The other day my on again, off again search for a replacement for my beloved but aged 2002 Dale Earnhardt Chevrolet Monte Carlo had me looking at a Pontiac Solstice. A dealership down near Akron, Ohio has a gaggle of them including the Solstice's corporate kissin' cousin, a Saturn Sky. I'm looking for a fuel efficient roller skate of sorts for my two-hundred mile per day commute and what could be funner than a two-passenger sports car? Especially one that's reasonably priced, is in really good shape, has low mileage and is a re-badged Opel?
Unfortunately for the Pontiac Solstice, the bar I've set for sporty cars boils down to a "fun-factor" comprised of my wheel time with Mini Coopers and my freshly rebuilt, 1977 Chevrolet Corvette. Don't laugh; our '77 Corvette now handles like it probably did straight from the factory and despite its myriad foibles and rugged edginess is a blast and a half to drive. Darty, responsive and quick, it's such a departure from anything else that I have that I look forward to long jaunts in it. Fun car. And of course the Mini Cooper's are, in my opinion, the most fun you can have driving a front wheel drive car.
At the end of the day, somewhat surprisingly, about the only thing really going for the Solstice was that it was really good looking. General Motor's mid to late 2000's styling department hit one over the fence with these things. Problem was in their efforts to build an affordable, four-cylinder Corvette, they forgot to dial in some fun. Perhaps the upgraded GXP version with it's turbo-charged engine and heavier duty suspension offers more of what I'd be looking for but as is, the Solstice was remarkably unremarkable.
Handling was vague, numb even. Sure, the car did what I asked but it was way more Fox-body Ford Mustang than Mini Cooper agile; '77 Corvette agile now that I think about it. Or at least the feeling of agility. In a car I find fun, it really doesn't matter to me if the car can actually do what it feels like it might be doing; if I'm having a good time I like it.
The biggish four-cylinder chugged amply enough but it was fairly industrial. Felt and sounded like a powerful farm implement rather than a purpose built, sporting machine. Transmission shifter felt much better than I thought it would seeing it's a parts bin unit borrowed from the Chevrolet Colorado pickup truck. Kid you not. Road test gas mileage estimates are an unimpressive twenty-five miles per gallon. No wonder there's a cottage industry that swaps Corvette V-8 engines into these things; those cars might get better mileage and have more than twice the horsepower.

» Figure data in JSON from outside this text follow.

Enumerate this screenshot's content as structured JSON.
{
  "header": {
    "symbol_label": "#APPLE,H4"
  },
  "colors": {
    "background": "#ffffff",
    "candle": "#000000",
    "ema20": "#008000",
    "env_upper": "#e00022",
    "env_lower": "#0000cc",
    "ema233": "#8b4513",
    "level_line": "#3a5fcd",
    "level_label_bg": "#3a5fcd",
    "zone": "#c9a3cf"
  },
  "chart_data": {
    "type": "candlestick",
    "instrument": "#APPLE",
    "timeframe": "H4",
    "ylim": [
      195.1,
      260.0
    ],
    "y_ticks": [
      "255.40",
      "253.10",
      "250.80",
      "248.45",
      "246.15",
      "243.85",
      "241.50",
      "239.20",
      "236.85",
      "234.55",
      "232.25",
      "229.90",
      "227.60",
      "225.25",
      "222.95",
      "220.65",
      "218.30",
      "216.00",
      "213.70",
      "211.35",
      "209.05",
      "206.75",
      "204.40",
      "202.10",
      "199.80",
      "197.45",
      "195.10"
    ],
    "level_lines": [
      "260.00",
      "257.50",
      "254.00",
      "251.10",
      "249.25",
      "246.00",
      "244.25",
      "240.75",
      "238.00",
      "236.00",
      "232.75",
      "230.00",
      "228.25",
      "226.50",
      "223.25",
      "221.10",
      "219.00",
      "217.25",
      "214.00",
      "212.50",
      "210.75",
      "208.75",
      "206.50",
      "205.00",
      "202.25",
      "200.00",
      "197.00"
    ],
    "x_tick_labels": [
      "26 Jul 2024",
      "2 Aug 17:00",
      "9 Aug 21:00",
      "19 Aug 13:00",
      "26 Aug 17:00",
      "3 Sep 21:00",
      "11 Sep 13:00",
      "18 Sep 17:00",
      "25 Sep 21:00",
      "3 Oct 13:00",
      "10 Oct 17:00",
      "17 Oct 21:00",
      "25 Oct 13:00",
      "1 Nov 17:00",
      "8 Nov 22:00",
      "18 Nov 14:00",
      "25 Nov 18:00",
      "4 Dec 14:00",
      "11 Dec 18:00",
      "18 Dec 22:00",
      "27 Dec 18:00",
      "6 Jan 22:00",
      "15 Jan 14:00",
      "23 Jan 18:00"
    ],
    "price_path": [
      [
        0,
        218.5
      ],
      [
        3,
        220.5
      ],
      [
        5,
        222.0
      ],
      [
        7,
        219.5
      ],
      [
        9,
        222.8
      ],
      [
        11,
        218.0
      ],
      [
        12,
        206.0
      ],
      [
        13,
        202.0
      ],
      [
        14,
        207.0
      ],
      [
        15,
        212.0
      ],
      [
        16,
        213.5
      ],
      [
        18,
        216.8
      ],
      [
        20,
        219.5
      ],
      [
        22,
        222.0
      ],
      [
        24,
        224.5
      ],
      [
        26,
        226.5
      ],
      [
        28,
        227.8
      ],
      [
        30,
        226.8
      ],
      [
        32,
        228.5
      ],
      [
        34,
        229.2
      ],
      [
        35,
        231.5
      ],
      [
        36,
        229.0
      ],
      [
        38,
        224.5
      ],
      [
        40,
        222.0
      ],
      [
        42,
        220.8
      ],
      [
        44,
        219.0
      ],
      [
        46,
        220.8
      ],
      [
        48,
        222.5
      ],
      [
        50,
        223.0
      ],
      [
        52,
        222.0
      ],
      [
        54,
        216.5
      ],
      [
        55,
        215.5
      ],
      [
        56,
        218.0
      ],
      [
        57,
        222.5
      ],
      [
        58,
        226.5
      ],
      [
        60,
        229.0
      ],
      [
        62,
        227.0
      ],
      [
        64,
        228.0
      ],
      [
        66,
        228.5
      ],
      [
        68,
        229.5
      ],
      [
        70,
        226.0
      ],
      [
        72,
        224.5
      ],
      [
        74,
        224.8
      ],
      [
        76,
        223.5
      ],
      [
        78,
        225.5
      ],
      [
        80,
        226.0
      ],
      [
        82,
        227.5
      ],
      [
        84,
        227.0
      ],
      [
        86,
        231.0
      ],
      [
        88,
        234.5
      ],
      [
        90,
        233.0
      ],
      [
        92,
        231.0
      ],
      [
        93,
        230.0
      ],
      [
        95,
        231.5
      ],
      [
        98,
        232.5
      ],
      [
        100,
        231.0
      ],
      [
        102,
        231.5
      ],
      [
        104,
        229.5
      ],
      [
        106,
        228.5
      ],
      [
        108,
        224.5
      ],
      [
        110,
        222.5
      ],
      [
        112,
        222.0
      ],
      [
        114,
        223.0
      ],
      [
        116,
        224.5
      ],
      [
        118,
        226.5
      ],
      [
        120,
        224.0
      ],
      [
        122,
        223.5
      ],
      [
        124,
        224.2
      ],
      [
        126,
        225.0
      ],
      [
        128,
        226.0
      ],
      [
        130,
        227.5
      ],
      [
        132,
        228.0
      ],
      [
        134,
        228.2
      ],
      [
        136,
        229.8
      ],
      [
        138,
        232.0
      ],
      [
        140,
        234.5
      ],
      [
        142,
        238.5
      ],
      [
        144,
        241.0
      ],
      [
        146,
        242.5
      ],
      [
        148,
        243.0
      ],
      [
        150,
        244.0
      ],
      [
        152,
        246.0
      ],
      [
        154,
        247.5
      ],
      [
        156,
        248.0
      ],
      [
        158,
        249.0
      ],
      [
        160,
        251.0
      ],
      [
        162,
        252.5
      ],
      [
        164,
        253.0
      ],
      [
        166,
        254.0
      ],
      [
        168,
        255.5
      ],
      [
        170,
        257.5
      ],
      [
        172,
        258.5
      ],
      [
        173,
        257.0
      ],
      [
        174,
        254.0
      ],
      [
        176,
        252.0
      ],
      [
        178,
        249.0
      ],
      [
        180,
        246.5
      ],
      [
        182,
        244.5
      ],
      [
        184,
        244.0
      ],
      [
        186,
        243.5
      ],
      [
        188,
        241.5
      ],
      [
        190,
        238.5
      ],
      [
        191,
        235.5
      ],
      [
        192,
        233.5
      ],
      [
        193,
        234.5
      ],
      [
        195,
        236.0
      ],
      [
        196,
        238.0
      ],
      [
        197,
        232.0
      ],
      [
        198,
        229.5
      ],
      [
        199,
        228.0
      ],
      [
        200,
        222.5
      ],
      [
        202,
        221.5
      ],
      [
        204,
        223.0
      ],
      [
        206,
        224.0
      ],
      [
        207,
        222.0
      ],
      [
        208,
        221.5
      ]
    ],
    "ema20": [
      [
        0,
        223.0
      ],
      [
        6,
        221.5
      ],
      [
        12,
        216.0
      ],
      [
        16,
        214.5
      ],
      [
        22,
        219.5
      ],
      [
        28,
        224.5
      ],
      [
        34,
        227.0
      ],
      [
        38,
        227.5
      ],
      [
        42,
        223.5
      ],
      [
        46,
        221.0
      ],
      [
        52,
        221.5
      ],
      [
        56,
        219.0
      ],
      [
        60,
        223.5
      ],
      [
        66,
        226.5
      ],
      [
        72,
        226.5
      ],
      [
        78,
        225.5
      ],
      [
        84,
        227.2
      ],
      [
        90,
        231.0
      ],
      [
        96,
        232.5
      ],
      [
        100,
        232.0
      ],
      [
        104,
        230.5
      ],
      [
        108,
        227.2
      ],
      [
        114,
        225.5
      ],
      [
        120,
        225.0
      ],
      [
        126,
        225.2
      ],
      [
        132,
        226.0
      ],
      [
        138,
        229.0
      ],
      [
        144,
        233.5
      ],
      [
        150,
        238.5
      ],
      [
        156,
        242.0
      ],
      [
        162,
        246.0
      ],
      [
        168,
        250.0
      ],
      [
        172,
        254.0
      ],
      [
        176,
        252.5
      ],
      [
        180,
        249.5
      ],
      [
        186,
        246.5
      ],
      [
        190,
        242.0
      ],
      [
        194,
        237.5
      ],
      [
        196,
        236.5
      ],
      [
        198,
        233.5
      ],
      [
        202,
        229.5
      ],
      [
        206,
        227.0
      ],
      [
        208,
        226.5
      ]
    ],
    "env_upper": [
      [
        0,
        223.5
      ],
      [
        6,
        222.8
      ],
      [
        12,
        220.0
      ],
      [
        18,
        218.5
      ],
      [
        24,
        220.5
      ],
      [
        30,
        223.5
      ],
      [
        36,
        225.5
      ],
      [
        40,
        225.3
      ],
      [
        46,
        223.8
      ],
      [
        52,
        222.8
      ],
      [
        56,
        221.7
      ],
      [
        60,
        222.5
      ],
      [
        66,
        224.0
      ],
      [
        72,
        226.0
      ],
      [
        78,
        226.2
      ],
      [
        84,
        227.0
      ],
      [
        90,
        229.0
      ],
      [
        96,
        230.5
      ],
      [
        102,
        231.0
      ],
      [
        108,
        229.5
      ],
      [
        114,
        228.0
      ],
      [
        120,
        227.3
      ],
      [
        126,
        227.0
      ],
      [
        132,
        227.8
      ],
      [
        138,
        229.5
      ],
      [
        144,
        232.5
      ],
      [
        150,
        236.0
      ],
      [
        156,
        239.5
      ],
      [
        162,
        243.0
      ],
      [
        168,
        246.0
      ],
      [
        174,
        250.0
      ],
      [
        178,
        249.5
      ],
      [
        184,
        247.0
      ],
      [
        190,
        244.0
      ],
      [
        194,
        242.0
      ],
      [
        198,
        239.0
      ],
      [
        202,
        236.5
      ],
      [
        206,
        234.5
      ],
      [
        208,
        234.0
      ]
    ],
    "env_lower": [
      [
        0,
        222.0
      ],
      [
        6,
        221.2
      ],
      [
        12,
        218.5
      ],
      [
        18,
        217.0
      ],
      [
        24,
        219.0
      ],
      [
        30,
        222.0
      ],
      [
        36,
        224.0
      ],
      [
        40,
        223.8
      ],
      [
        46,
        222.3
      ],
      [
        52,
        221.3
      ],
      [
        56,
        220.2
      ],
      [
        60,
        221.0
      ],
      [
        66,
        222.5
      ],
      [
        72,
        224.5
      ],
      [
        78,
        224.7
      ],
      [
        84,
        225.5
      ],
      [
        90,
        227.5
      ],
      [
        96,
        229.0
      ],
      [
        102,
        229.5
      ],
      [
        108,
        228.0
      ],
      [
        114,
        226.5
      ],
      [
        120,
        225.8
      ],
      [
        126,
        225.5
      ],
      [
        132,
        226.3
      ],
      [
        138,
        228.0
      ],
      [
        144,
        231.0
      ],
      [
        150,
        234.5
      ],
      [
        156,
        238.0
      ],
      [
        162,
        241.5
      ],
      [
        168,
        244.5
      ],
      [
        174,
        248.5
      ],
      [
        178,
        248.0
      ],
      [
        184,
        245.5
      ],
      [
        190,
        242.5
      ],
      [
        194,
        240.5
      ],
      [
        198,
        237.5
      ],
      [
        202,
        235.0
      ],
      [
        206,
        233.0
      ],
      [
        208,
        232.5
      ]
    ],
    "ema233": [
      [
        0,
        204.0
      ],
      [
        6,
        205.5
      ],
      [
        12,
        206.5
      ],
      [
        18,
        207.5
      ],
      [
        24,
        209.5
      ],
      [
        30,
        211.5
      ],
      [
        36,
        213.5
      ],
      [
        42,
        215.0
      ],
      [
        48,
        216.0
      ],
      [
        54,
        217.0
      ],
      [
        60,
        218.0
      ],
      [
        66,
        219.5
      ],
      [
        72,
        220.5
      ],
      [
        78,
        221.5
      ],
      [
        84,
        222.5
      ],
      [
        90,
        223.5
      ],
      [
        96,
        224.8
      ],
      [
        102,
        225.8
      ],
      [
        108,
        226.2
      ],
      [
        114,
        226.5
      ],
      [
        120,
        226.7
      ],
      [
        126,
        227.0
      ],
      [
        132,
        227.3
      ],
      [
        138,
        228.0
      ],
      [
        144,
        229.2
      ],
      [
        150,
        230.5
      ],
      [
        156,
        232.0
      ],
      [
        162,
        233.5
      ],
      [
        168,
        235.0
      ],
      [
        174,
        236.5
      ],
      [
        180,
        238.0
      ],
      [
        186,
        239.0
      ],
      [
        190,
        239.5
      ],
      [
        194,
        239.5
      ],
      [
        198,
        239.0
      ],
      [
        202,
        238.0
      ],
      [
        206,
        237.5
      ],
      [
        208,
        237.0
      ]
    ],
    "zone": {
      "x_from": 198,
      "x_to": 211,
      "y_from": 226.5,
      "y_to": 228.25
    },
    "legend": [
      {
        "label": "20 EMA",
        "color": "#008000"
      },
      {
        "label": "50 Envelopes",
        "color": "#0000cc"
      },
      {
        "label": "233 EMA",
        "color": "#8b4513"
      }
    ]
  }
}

What really killed the deal for me was that you sit very low in these cars. You sit low in most sports cars but with this thing I felt like I was sitting in a bathtub and I felt as though I had to look up to see over the dash. You sit even lower in one of these if it doesn't have a power seat adjuster. Despite that, no matter how low I sat in this thing, with the top down I had the feeling the top of the windshield was going to put a guillotine blade through the middle of my forehead; it's an odd optical illusion of sorts that I also experience somewhat with my '77 Corvette with the tops out but whereas I feel our Corvette was built to fit a five-foot-nine inch person comfortably, no matter how I tried I could not get myself comfortable in a Solstice.
Who knows where this search will lead us. The Monte Carlo has nearly 230,000 miles on it and is still running strong and gets a consistent twenty-six miles per gallon. It needs rear tires, rear brakes, could use struts all around, the AC condenser is leaking and the catalytic converter needs to be replaced and while that sounds like a lot and more normal people would get rid of a car this old, most people don't have the commute that I do that will burn up anything else I get. Who knows. Maybe the delta variant will post-pone my return to commuting everyday until after the first of the year. That would push off the "new-car" search even longer.
All I know is that my next car won't be a Pontiac Solstice. The dictionary defines a solstice as either of the two points of the ecliptic at which its distance from the celestial equator is greatest and which is reached by the sun each year about June 21 and December 21. In automotive terms I surmise it to mean, "disappointing".